We believe that the Dll Trojans are very familiar with. It is indeed very strokes people hate the guy. Unlike ordinary exe Trojans make it easier to identify and clean up, this guy is very strong concealment, it can be embedded such as rundll32.exe, svchost.exe, and so on in the process to normal, so that you can not find, even if it will be difficult to find a clearance, because The normal process is its call them.
I use the McAfee antivirus software, for instance, it now reports:
defds.dll: C: \ ... \ Temp \ defds.dll failure to delete
fdgeg.com: C: \ Windows \ ime \ fdgeg.com failure to delete
You can know defds.dll dll should be a Trojan horse. We can Bingren icesword to view the process, call the dll file to find the process, for instance, is notepad.exe. We can first try to terminate the process, if the process after the termination of long before running again (and I have not run Notepad), then we can determine fdgeg.com notepad.exe is the guardian of the process. When it found its surveillance of notepad.exe process will be terminated immediately after the re-opening will be notepad.exe.
Now we can: my computer -> Tools -> Folder Options -> Show, in the advanced settings option under the word "simple file-sharing," the hook (my computer is XP operating system, NTFS disk format).
Then to the C: \ Windo0ws \ ime find fdgeg.com, right-select properties, select properties in the "security", click "Advanced", in the pop-up window Zhongshi "inherited from the parent can be applied to those sub - Object privileges, including those in this well-defined project "was not selected, then the pop-up window, click the" Delete ", and then click" OK. " So that users can make no fdgeg.com work.
Icesword through the termination of notepad.exe. Then to the C: \ Documents and Settings \ Administrator \ Local Settings \ Temp remove defds.dll. Then to the C: \ Windows \ ime in to find fdgeg.com, right-attributes, attributes the choice of "security", click "Advanced", in the pop-up window check "from the parent who can be applied to the succession of Object privileges, including those in this well-defined projects ", and then to delete it.

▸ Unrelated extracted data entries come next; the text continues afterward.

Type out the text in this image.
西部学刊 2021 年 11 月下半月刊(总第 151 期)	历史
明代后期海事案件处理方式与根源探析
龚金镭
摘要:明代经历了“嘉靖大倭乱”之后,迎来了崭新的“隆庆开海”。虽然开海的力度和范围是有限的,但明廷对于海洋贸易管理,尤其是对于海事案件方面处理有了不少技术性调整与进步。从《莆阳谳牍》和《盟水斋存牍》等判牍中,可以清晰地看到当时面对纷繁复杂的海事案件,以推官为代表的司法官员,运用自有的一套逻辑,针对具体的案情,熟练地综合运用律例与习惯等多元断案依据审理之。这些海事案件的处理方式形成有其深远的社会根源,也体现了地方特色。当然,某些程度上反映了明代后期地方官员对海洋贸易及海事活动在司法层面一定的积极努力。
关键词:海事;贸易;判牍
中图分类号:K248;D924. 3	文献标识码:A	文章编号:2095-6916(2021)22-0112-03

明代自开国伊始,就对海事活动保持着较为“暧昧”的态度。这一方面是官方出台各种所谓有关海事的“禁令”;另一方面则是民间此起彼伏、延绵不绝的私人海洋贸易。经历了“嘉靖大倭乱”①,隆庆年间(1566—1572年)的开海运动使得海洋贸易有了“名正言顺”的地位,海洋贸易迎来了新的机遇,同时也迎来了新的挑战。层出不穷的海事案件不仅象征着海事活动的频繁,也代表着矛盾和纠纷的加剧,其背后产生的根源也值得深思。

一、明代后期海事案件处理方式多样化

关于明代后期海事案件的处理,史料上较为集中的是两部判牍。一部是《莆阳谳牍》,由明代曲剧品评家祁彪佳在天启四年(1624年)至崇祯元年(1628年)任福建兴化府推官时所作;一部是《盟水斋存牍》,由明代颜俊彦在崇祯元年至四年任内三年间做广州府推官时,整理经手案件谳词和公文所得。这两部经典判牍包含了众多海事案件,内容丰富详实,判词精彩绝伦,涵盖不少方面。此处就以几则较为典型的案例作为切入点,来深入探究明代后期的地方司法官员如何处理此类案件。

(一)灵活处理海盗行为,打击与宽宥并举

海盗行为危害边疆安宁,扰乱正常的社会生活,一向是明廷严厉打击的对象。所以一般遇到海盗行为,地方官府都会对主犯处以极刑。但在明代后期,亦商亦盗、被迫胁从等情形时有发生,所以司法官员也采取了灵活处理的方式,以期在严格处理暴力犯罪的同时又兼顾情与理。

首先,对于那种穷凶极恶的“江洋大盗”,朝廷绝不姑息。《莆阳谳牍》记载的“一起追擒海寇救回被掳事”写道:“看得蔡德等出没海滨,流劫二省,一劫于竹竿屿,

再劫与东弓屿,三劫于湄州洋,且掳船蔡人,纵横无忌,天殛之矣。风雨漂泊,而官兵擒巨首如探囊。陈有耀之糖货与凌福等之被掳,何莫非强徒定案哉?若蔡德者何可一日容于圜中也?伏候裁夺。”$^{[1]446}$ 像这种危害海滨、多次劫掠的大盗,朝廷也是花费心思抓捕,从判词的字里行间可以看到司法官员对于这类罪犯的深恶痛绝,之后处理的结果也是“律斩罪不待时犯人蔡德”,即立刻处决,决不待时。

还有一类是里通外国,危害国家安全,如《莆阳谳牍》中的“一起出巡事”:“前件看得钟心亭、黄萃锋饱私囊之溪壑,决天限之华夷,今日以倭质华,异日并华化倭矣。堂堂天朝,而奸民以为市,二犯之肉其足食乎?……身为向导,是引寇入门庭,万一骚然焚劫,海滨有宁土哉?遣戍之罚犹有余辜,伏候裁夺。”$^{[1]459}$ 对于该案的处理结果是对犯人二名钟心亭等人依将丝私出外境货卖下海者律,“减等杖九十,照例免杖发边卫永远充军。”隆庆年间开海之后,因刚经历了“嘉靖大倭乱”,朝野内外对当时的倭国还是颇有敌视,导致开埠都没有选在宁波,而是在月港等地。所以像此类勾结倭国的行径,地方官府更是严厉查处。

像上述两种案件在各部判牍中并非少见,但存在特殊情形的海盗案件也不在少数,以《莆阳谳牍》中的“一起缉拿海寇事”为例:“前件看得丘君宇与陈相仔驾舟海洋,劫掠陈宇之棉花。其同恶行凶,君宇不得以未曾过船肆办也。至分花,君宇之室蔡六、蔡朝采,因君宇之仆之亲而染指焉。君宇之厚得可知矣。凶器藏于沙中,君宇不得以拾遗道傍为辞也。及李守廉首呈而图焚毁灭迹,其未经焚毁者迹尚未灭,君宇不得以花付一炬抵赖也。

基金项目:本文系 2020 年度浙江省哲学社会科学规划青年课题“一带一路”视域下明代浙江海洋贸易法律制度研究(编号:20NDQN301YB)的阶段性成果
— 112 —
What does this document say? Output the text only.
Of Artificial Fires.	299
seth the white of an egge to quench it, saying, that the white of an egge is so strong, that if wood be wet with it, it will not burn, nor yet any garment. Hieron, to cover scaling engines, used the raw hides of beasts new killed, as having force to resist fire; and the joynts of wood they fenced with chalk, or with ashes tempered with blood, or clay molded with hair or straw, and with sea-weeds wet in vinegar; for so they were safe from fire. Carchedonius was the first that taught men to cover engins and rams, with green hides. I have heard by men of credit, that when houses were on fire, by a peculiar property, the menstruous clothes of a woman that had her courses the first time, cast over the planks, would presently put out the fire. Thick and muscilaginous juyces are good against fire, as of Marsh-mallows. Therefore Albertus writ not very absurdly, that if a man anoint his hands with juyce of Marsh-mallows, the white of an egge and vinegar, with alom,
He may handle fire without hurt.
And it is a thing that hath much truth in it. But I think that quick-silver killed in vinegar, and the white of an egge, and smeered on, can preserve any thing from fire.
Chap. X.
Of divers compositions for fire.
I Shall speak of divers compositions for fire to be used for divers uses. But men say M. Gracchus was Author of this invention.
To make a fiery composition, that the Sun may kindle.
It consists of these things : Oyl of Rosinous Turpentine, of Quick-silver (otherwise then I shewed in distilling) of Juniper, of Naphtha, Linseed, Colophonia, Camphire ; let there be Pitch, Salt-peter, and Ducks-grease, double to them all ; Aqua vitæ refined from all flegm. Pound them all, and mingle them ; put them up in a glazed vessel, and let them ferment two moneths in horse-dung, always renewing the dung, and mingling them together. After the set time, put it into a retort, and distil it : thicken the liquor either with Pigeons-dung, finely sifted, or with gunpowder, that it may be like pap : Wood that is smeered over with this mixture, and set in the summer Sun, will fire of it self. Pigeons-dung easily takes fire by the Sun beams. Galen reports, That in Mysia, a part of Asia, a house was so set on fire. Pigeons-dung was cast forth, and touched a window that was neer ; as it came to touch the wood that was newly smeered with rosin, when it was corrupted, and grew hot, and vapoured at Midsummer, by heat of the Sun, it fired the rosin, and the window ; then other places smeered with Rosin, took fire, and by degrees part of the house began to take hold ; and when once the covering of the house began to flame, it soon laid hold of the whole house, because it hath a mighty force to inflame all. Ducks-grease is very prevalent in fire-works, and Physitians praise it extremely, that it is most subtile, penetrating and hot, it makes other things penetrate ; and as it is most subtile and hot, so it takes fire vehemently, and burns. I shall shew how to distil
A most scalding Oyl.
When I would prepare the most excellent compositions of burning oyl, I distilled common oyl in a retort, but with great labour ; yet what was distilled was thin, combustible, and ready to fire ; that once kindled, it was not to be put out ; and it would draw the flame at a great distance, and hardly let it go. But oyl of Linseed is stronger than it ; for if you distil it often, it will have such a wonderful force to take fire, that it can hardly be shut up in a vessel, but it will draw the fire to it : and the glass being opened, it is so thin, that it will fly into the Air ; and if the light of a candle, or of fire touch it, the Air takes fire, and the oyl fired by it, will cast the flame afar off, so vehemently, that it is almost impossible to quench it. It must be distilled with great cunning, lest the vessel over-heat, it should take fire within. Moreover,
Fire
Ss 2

Finally do not forget the launch of the registry will remove this Trojan dll.
In this way, we will thoroughly disgusted with the dll this Trojan from our computer cleared.
I use the McAfee antivirus software, for instance, it now reports:
defds.dll: C: \ ... \ Temp \ defds.dll failure to delete
fdgeg.com: C: \ Windows \ ime \ fdgeg.com failure to delete
You can know defds.dll dll should be a Trojan horse. We can Bingren icesword to view the process, call the dll file to find the process, for instance, is notepad.exe. We can first try to terminate the process, if the process after the termination of long before running again (and I have not run Notepad), then we can determine fdgeg.com notepad.exe is the guardian of the process. When it found its surveillance of notepad.exe process will be terminated immediately after the re-opening will be notepad.exe.
Now we can: my computer -> Tools -> Folder Options -> Show, in the advanced settings option under the word "simple file-sharing," the hook (my computer is XP operating system, NTFS disk format).
Then to the C: \ Windo0ws \ ime find fdgeg.com, right-select properties, select properties in the "security", click "Advanced", in the pop-up window Zhongshi "inherited from the parent can be applied to those sub - Object privileges, including those in this well-defined project "was not selected, then the pop-up window, click the" Delete ", and then click" OK. " So that users can make no fdgeg.com work.
Icesword through the termination of notepad.exe. Then to the C: \ Documents and Settings \ Administrator \ Local Settings \ Temp remove defds.dll. Then to the C: \ Windows \ ime in to find fdgeg.com, right-attributes, attributes the choice of "security", click "Advanced", in the pop-up window check "from the parent who can be applied to the succession of Object privileges, including those in this well-defined projects ", and then to delete it.
Finally do not forget the launch of the registry will remove this Trojan dll.
In this way, we will thoroughly disgusted with the dll this Trojan from our computer cleared.